The Houthi militia used the “hunger stampede” in Sanaa, which killed or injured over 200 poor people, as a justification for a campaign to defame a commercial group and hold it responsible.
However, commercial sources revealed that competition from Houthi factions played a role in the stampede.
The horrific incident occurred at a school in central Sanaa two days before Eid al-Fitr during an event organized by the Al-Kabous commercial group to distribute 5,000 riyals in financial aid to the poor.
Eyewitnesses reported that Houthi militants fired shots to disperse the crowd of impoverished people and prevent the aid distribution, leading to the tragedy.
Commercial sources based in Sanaa say that Yemeni commercial groups are attempting to use competition among Houthi factions to continue their business activities and confront extortion practices.

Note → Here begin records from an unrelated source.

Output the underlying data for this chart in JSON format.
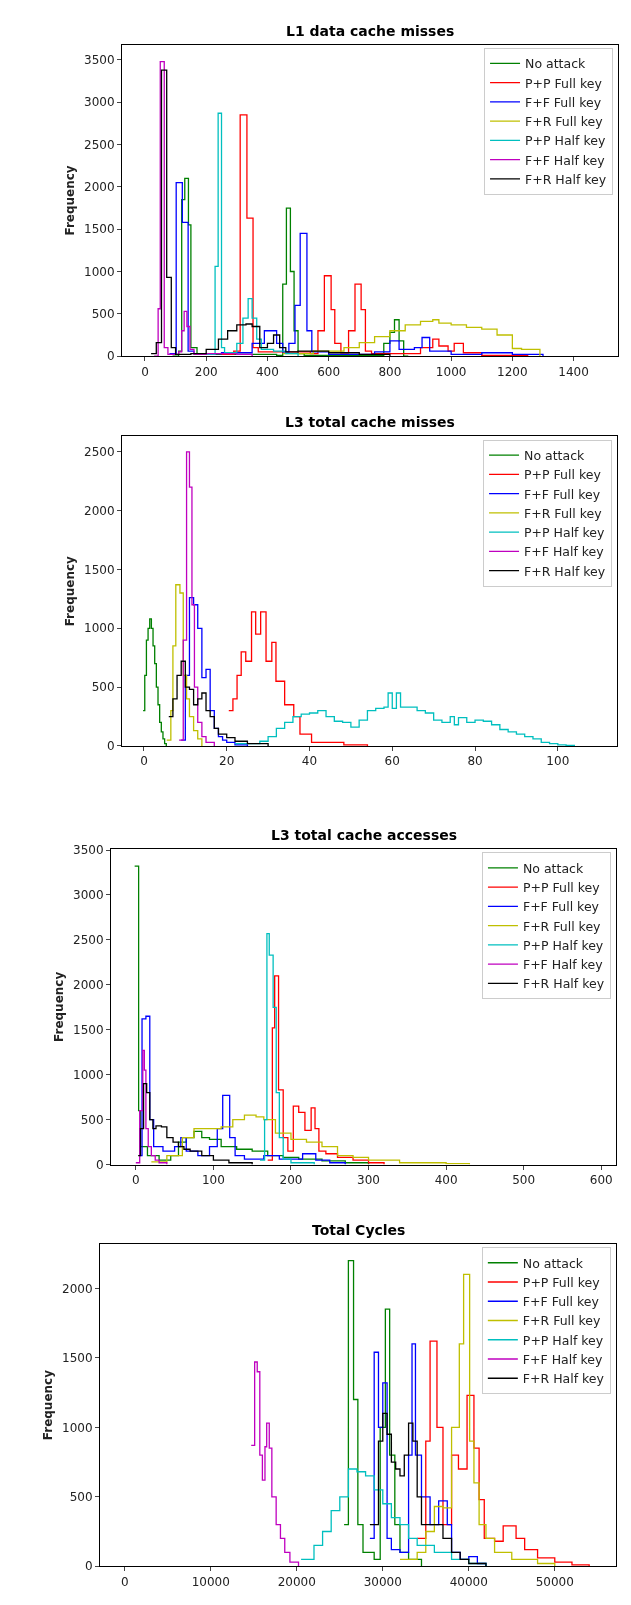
{
  "chart_data": [
    {
      "type": "step",
      "title": "L1 data cache misses",
      "ylabel": "Frequency",
      "xlim": [
        -75,
        1545
      ],
      "xticks": [
        0,
        200,
        400,
        600,
        800,
        1000,
        1200,
        1400
      ],
      "ylim": [
        0,
        3680
      ],
      "yticks": [
        0,
        500,
        1000,
        1500,
        2000,
        2500,
        3000,
        3500
      ],
      "grid": false,
      "legend": "top right",
      "series": [
        {
          "name": "No attack",
          "color": "#008000",
          "x": [
            90,
            110,
            120,
            130,
            142,
            150,
            170,
            430,
            450,
            462,
            475,
            487,
            500,
            520,
            780,
            800,
            815,
            830,
            845,
            860
          ],
          "values": [
            0,
            60,
            1850,
            2100,
            1550,
            100,
            20,
            10,
            850,
            1750,
            1000,
            300,
            30,
            10,
            150,
            280,
            430,
            180,
            0,
            0
          ]
        },
        {
          "name": "P+P Full key",
          "color": "#ff0000",
          "x": [
            250,
            290,
            311,
            333,
            353,
            370,
            540,
            565,
            586,
            608,
            620,
            640,
            665,
            686,
            706,
            720,
            740,
            900,
            940,
            960,
            990,
            1010,
            1040,
            1100,
            1250
          ],
          "values": [
            20,
            60,
            2850,
            1630,
            100,
            50,
            30,
            300,
            950,
            550,
            150,
            40,
            300,
            850,
            550,
            60,
            30,
            100,
            200,
            120,
            60,
            150,
            40,
            10,
            0
          ]
        },
        {
          "name": "F+F Full key",
          "color": "#0000ff",
          "x": [
            80,
            102,
            122,
            141,
            160,
            250,
            350,
            390,
            430,
            450,
            470,
            490,
            507,
            529,
            545,
            600,
            750,
            800,
            830,
            880,
            905,
            930,
            1000,
            1100,
            1200,
            1300
          ],
          "values": [
            30,
            2050,
            1580,
            60,
            30,
            40,
            150,
            300,
            150,
            50,
            150,
            600,
            1450,
            300,
            50,
            20,
            50,
            180,
            80,
            100,
            220,
            60,
            20,
            40,
            20,
            0
          ]
        },
        {
          "name": "F+R Full key",
          "color": "#bfbf00",
          "x": [
            450,
            550,
            650,
            700,
            750,
            800,
            850,
            900,
            940,
            960,
            1000,
            1050,
            1100,
            1150,
            1200,
            1230,
            1290
          ],
          "values": [
            30,
            60,
            100,
            160,
            230,
            300,
            370,
            410,
            430,
            390,
            370,
            340,
            320,
            250,
            90,
            80,
            0
          ]
        },
        {
          "name": "P+P Half key",
          "color": "#00bfbf",
          "x": [
            200,
            229,
            239,
            250,
            260,
            300,
            320,
            337,
            350,
            365,
            380,
            420,
            460,
            500
          ],
          "values": [
            20,
            1060,
            2870,
            100,
            40,
            150,
            450,
            680,
            450,
            200,
            80,
            60,
            30,
            0
          ]
        },
        {
          "name": "F+F Half key",
          "color": "#bf00bf",
          "x": [
            30,
            43,
            50,
            63,
            75,
            110,
            120,
            128,
            137,
            147,
            160,
            200,
            300,
            350
          ],
          "values": [
            0,
            560,
            3480,
            100,
            20,
            50,
            300,
            530,
            350,
            80,
            20,
            30,
            20,
            0
          ]
        },
        {
          "name": "F+R Half key",
          "color": "#000000",
          "x": [
            20,
            37,
            54,
            71,
            86,
            100,
            150,
            200,
            240,
            270,
            300,
            330,
            350,
            375,
            400,
            420,
            440,
            460,
            500,
            600,
            700,
            800
          ],
          "values": [
            30,
            160,
            3380,
            930,
            100,
            20,
            30,
            80,
            200,
            300,
            370,
            380,
            350,
            100,
            150,
            250,
            100,
            50,
            60,
            40,
            20,
            0
          ]
        }
      ]
    },
    {
      "type": "step",
      "title": "L3 total cache misses",
      "ylabel": "Frequency",
      "xlim": [
        -5.3,
        114.3
      ],
      "xticks": [
        0,
        20,
        40,
        60,
        80,
        100
      ],
      "ylim": [
        0,
        2630
      ],
      "yticks": [
        0,
        500,
        1000,
        1500,
        2000,
        2500
      ],
      "grid": false,
      "legend": "top right",
      "series": [
        {
          "name": "No attack",
          "color": "#008000",
          "x": [
            -0.2,
            0.2,
            0.6,
            1.0,
            1.4,
            1.8,
            2.2,
            2.6,
            3.0,
            3.4,
            3.8,
            4.2,
            4.6,
            5.0,
            5.4
          ],
          "values": [
            300,
            600,
            900,
            1000,
            1080,
            1000,
            850,
            700,
            500,
            350,
            200,
            120,
            60,
            20,
            0
          ]
        },
        {
          "name": "P+P Full key",
          "color": "#ff0000",
          "x": [
            20.5,
            21.5,
            22.5,
            23.5,
            24.6,
            26,
            27,
            28.2,
            29.5,
            30.9,
            31.9,
            34,
            36.2,
            37.7,
            40.5,
            48.3,
            54
          ],
          "values": [
            300,
            400,
            600,
            800,
            720,
            1140,
            950,
            1140,
            720,
            880,
            550,
            350,
            250,
            100,
            30,
            10,
            0
          ]
        },
        {
          "name": "F+F Full key",
          "color": "#0000ff",
          "x": [
            9,
            10,
            11,
            12,
            13,
            14,
            15,
            16,
            17,
            18,
            19,
            20,
            22,
            25
          ],
          "values": [
            50,
            600,
            1260,
            1200,
            1000,
            580,
            650,
            300,
            150,
            80,
            50,
            30,
            10,
            0
          ]
        },
        {
          "name": "F+R Full key",
          "color": "#bfbf00",
          "x": [
            5.5,
            6.5,
            7,
            7.7,
            8.7,
            9.5,
            10.3,
            11,
            12,
            13,
            14
          ],
          "values": [
            50,
            300,
            850,
            1370,
            1300,
            600,
            400,
            250,
            130,
            60,
            0
          ]
        },
        {
          "name": "P+P Half key",
          "color": "#00bfbf",
          "x": [
            22,
            28,
            30,
            32,
            34,
            36,
            38,
            40,
            42,
            44,
            46,
            48,
            50,
            52,
            54,
            56,
            58,
            59,
            60,
            61,
            62,
            64,
            66,
            68,
            70,
            72,
            74,
            75,
            76,
            78,
            80,
            82,
            84,
            86,
            88,
            90,
            92,
            94,
            96,
            98,
            100,
            102,
            104
          ],
          "values": [
            20,
            40,
            80,
            150,
            200,
            250,
            270,
            280,
            300,
            250,
            210,
            200,
            160,
            220,
            300,
            320,
            330,
            450,
            320,
            450,
            330,
            330,
            300,
            280,
            220,
            200,
            250,
            180,
            240,
            200,
            220,
            210,
            180,
            140,
            120,
            100,
            80,
            60,
            30,
            20,
            10,
            5,
            0
          ]
        },
        {
          "name": "F+F Half key",
          "color": "#bf00bf",
          "x": [
            8.5,
            9.5,
            10.3,
            11,
            11.6,
            12.2,
            13,
            14,
            15,
            17
          ],
          "values": [
            50,
            900,
            2500,
            2200,
            1200,
            500,
            200,
            80,
            30,
            0
          ]
        },
        {
          "name": "F+R Half key",
          "color": "#000000",
          "x": [
            6,
            7,
            8,
            9,
            10,
            11,
            12,
            13,
            14,
            15,
            16,
            17,
            18,
            20,
            22,
            25,
            30
          ],
          "values": [
            250,
            400,
            600,
            720,
            500,
            480,
            350,
            400,
            450,
            300,
            250,
            150,
            100,
            70,
            40,
            20,
            0
          ]
        }
      ]
    },
    {
      "type": "step",
      "title": "L3 total cache accesses",
      "ylabel": "Frequency",
      "xlim": [
        -32,
        619
      ],
      "xticks": [
        0,
        100,
        200,
        300,
        400,
        500,
        600
      ],
      "ylim": [
        0,
        3510
      ],
      "yticks": [
        0,
        500,
        1000,
        1500,
        2000,
        2500,
        3000,
        3500
      ],
      "grid": false,
      "legend": "top right",
      "series": [
        {
          "name": "No attack",
          "color": "#008000",
          "x": [
            -1.5,
            3.6,
            6,
            15,
            30,
            45,
            55,
            65,
            75,
            85,
            95,
            110,
            130,
            150,
            170,
            190,
            210,
            240,
            270,
            300
          ],
          "values": [
            3320,
            600,
            200,
            100,
            50,
            100,
            250,
            300,
            370,
            300,
            280,
            200,
            170,
            150,
            100,
            80,
            60,
            40,
            20,
            0
          ]
        },
        {
          "name": "P+P Full key",
          "color": "#ff0000",
          "x": [
            170,
            176,
            179,
            184,
            190,
            196,
            203,
            210,
            218,
            226,
            231,
            236,
            245,
            260,
            280,
            300,
            320
          ],
          "values": [
            50,
            1520,
            2100,
            830,
            300,
            150,
            650,
            580,
            380,
            630,
            400,
            150,
            120,
            80,
            50,
            20,
            0
          ]
        },
        {
          "name": "F+F Full key",
          "color": "#0000ff",
          "x": [
            5,
            8,
            13,
            18,
            23,
            35,
            50,
            58,
            65,
            80,
            95,
            105,
            112,
            121,
            128,
            140,
            165,
            185,
            215,
            232,
            250,
            270
          ],
          "values": [
            100,
            1620,
            1650,
            500,
            200,
            150,
            200,
            300,
            150,
            100,
            200,
            400,
            770,
            300,
            100,
            60,
            100,
            60,
            120,
            50,
            20,
            0
          ]
        },
        {
          "name": "F+R Full key",
          "color": "#bfbf00",
          "x": [
            20,
            40,
            60,
            75,
            90,
            110,
            125,
            140,
            155,
            165,
            180,
            200,
            220,
            240,
            260,
            280,
            300,
            340,
            400,
            430
          ],
          "values": [
            30,
            100,
            300,
            400,
            400,
            420,
            500,
            550,
            530,
            500,
            350,
            280,
            250,
            200,
            100,
            80,
            50,
            20,
            10,
            0
          ]
        },
        {
          "name": "P+P Half key",
          "color": "#00bfbf",
          "x": [
            160,
            166,
            169,
            172,
            177,
            181,
            185,
            190,
            200,
            230
          ],
          "values": [
            50,
            500,
            2570,
            2330,
            1750,
            800,
            300,
            60,
            20,
            0
          ]
        },
        {
          "name": "F+F Half key",
          "color": "#bf00bf",
          "x": [
            0,
            5,
            9,
            11,
            13,
            16,
            20,
            25,
            30,
            40
          ],
          "values": [
            20,
            600,
            1270,
            1050,
            400,
            200,
            100,
            50,
            20,
            0
          ]
        },
        {
          "name": "F+R Half key",
          "color": "#000000",
          "x": [
            3,
            6,
            10,
            14,
            18,
            22,
            26,
            33,
            40,
            48,
            55,
            62,
            70,
            85,
            100,
            120,
            150
          ],
          "values": [
            100,
            400,
            900,
            800,
            500,
            400,
            430,
            420,
            300,
            250,
            200,
            170,
            150,
            100,
            50,
            20,
            0
          ]
        }
      ]
    },
    {
      "type": "step",
      "title": "Total Cycles",
      "ylabel": "Frequency",
      "xlim": [
        -2884,
        57120
      ],
      "xticks": [
        0,
        10000,
        20000,
        30000,
        40000,
        50000
      ],
      "ylim": [
        0,
        2320
      ],
      "yticks": [
        0,
        500,
        1000,
        1500,
        2000
      ],
      "grid": false,
      "legend": "top right",
      "series": [
        {
          "name": "No attack",
          "color": "#008000",
          "x": [
            25500,
            26000,
            26600,
            27100,
            27700,
            29000,
            29700,
            30300,
            30800,
            31400,
            32000,
            33000,
            34500
          ],
          "values": [
            300,
            2200,
            1200,
            300,
            100,
            50,
            1000,
            1850,
            800,
            300,
            100,
            50,
            0
          ]
        },
        {
          "name": "P+P Full key",
          "color": "#ff0000",
          "x": [
            34000,
            35000,
            35500,
            36300,
            37000,
            38000,
            38800,
            39800,
            40600,
            41200,
            41800,
            43000,
            44000,
            45500,
            46500,
            48000,
            50000,
            52000,
            54000
          ],
          "values": [
            200,
            900,
            1620,
            1000,
            300,
            800,
            700,
            1230,
            850,
            480,
            200,
            180,
            290,
            200,
            120,
            60,
            30,
            10,
            0
          ]
        },
        {
          "name": "F+F Full key",
          "color": "#0000ff",
          "x": [
            28500,
            29000,
            29500,
            30000,
            30500,
            31000,
            32000,
            33000,
            33400,
            33800,
            34500,
            35500,
            36500,
            37500,
            38000,
            39000,
            40000,
            41000,
            42000
          ],
          "values": [
            200,
            1540,
            1000,
            1320,
            200,
            120,
            100,
            800,
            1600,
            800,
            500,
            300,
            470,
            300,
            100,
            50,
            70,
            20,
            0
          ]
        },
        {
          "name": "F+R Full key",
          "color": "#bfbf00",
          "x": [
            32000,
            34000,
            35000,
            36000,
            37000,
            38000,
            38900,
            39400,
            40100,
            40600,
            41200,
            42000,
            43000,
            45000,
            48000,
            50000
          ],
          "values": [
            50,
            100,
            250,
            430,
            420,
            1000,
            1600,
            2100,
            900,
            600,
            300,
            200,
            100,
            50,
            20,
            0
          ]
        },
        {
          "name": "P+P Half key",
          "color": "#00bfbf",
          "x": [
            20500,
            22000,
            23000,
            24000,
            25000,
            26000,
            27000,
            28000,
            29000,
            30000,
            31000,
            32000,
            33000,
            34000,
            36000,
            38000,
            40000,
            42000
          ],
          "values": [
            50,
            150,
            250,
            400,
            500,
            700,
            680,
            650,
            550,
            450,
            350,
            300,
            200,
            150,
            100,
            50,
            20,
            0
          ]
        },
        {
          "name": "F+F Half key",
          "color": "#bf00bf",
          "x": [
            14700,
            15100,
            15400,
            15700,
            16000,
            16300,
            16500,
            16800,
            17100,
            17600,
            18100,
            18600,
            19200,
            20200
          ],
          "values": [
            870,
            1470,
            1400,
            800,
            620,
            860,
            1030,
            850,
            500,
            300,
            200,
            100,
            30,
            0
          ]
        },
        {
          "name": "F+R Half key",
          "color": "#000000",
          "x": [
            28500,
            29500,
            30000,
            30500,
            31000,
            31500,
            32000,
            32500,
            33000,
            33500,
            34000,
            34500,
            36000,
            37000,
            38000,
            39000,
            40000,
            42000
          ],
          "values": [
            300,
            900,
            1100,
            950,
            750,
            700,
            650,
            800,
            1030,
            900,
            500,
            300,
            300,
            200,
            100,
            50,
            20,
            0
          ]
        }
      ]
    }
  ]
}
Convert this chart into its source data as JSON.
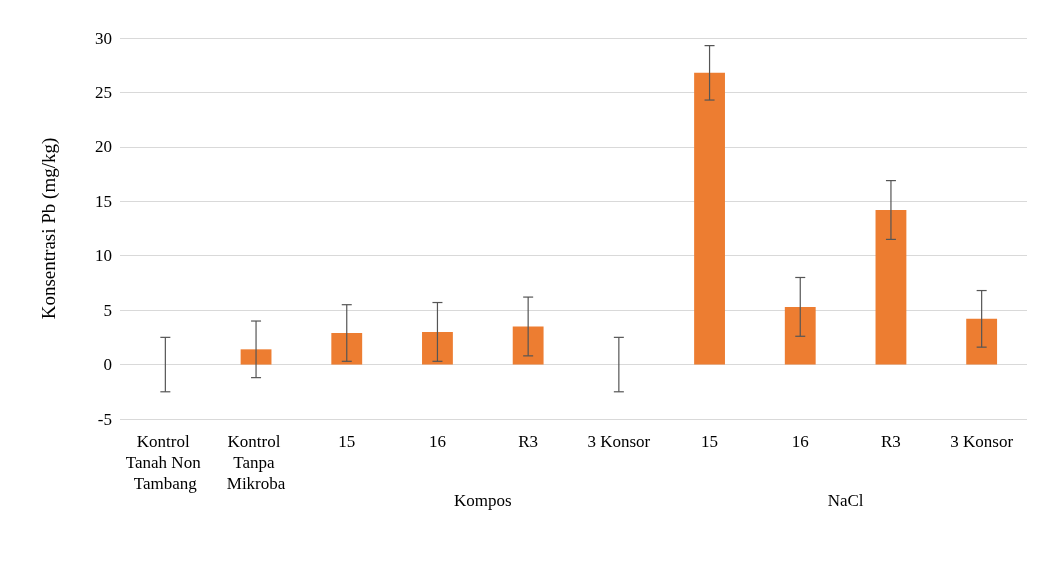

Sources have confirmed to Asharq Al-Awsat that the Al-Kabous commercial group recently aimed to challenge Houthi factions by publicly gathering and assisting the poor, in contrast to the majority of households and commercial groups that provide financial aid discreetly, hidden from the militias.
Sources report that Al-Kabous is facing Houthi extortion practices and relying on several Houthi faction leaders for protection against other factions’ attempts to nationalize and seize its operations and assets.
Most large and longstanding companies and trade organizations have employed this strategy when faced with Houthi extortion campaigns, sources added.
They aim to align themselves with the more practical and level-headed Houthi factions to gain their backing and safeguard their interests, they explained.
Some of these factions are made up of Houthi families from Sanaa province or those who previously lived in the capital and had ties and influence during the reign of former President Ali Abdullah Saleh.
According to sources, these families hold different views from the Houthi families from Saada, who seek to monopolize commercial and economic activities.